From the Guidelines
The blue people of Kentucky suffered from an autosomal recessive condition called methemoglobinemia, caused by a recessive mutation in the CYB5R3 gene, as stated in the most recent and highest quality study 1. This genetic disorder resulted from a deficiency in the enzyme methemoglobin reductase, which normally converts methemoglobin back to normal hemoglobin. Without sufficient enzyme activity, methemoglobin accumulated in the blood, giving the skin a bluish appearance. Some key points to consider in the diagnosis and treatment of methemoglobinemia include:
- The condition can result from either inherited or acquired processes, with acquired forms being the most common, mainly due to exposure to substances that cause oxidation of the Hb both directly or indirectly 1.
- Inherited forms are due either to autosomal recessive variants in the CYB5R3 gene or to autosomal dominant variants in the globin genes, collectively known as HbM disease 1.
- The diagnosis of methemoglobinemia should be suspected in case of unexplained cyanosis and hypoxemia, with clinical presentation varying from mildly symptomatic to severe cases 1.

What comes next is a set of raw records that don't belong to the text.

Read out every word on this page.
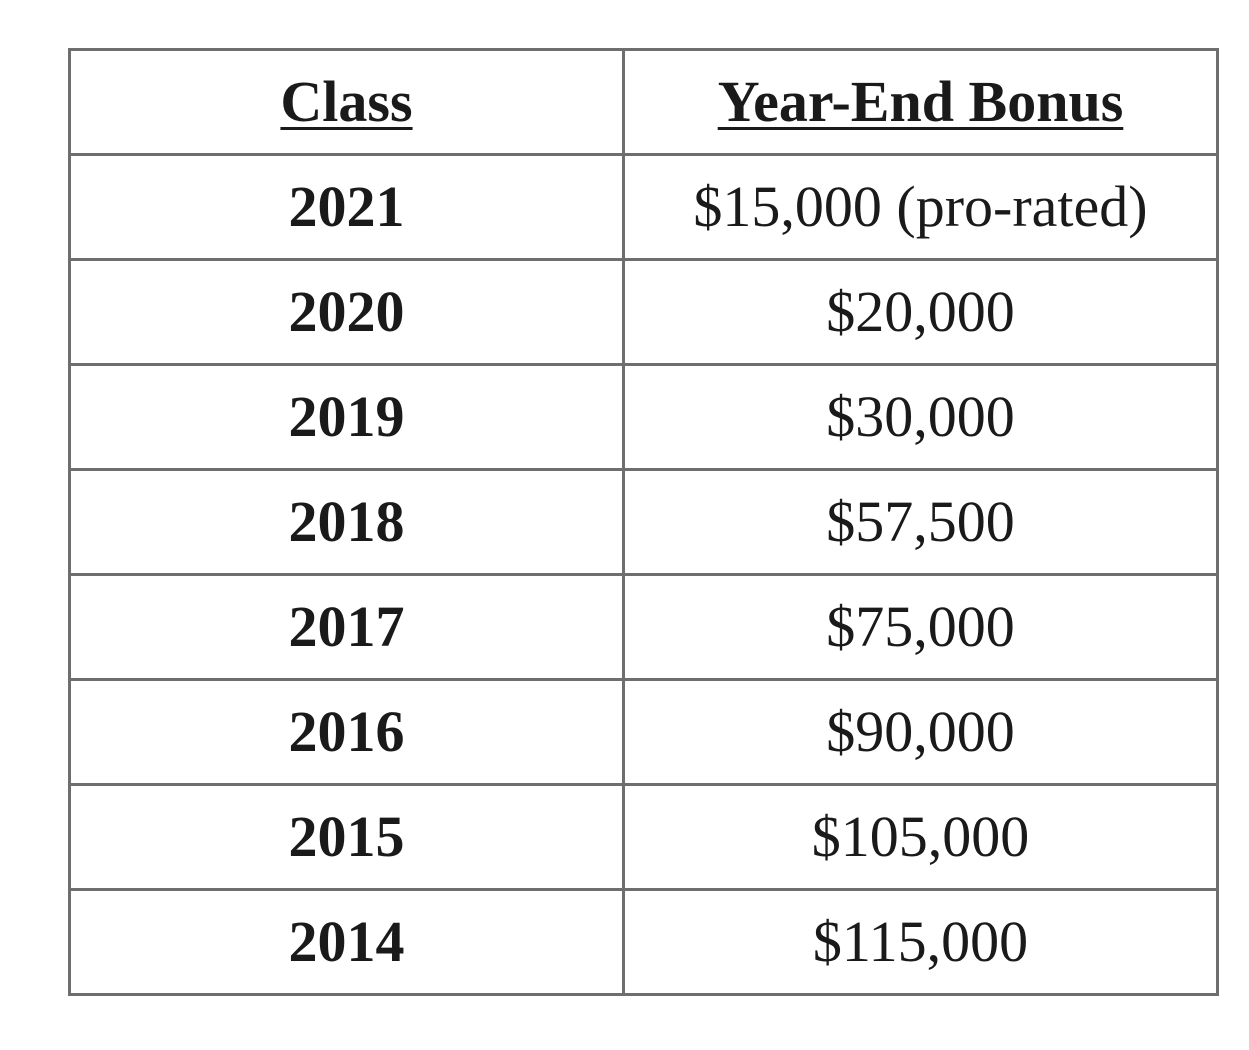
Class	Year-End Bonus
2021	$15,000 (pro-rated)
2020	$20,000
2019	$30,000
2018	$57,500
2017	$75,000
2016	$90,000
2015	$105,000
2014	$115,000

- The severity of the presentation depends on the percentage of MetHb, the rate of increase in MetHb levels, the intrinsic ability of the patient to clear it, and the patient's underlying functional status 1. The famous Fugate family of Troublesome Creek, Kentucky, carried this genetic trait, which became concentrated in their isolated community due to intermarriage. The condition was effectively treated with methylene blue, which could temporarily restore normal hemoglobin function, as supported by the highest quality study available 1.
From the Research
Methemoglobinemia Inheritance Pattern
- The blue people of Kentucky suffered from methemoglobinemia, which can be caused by various factors, including genetic mutations 2.
- The study of a 26-year-old Hispanic pregnant female diagnosed with methemoglobinemia due to homozygous cytochrome b5 reductase deficiency suggests that this condition can be inherited in an autosomal recessive pattern 2.
- Autosomal recessive inheritance means that a person must inherit two copies of the mutated gene (one from each parent) to express the condition.
- There is no direct evidence in the provided studies to suggest that the blue people of Kentucky had an autosomal dominant form of methemoglobinemia.
Genetic Basis of Methemoglobinemia
- Methemoglobinemia can be caused by mutations in genes involved in the production of enzymes that reduce methemoglobin to normal hemoglobin, such as cytochrome b5 reductase 2.
- The genetic basis of methemoglobinemia in the blue people of Kentucky is not explicitly stated in the provided studies, but it is likely that they had a genetic mutation that affected the production or function of one of these enzymes.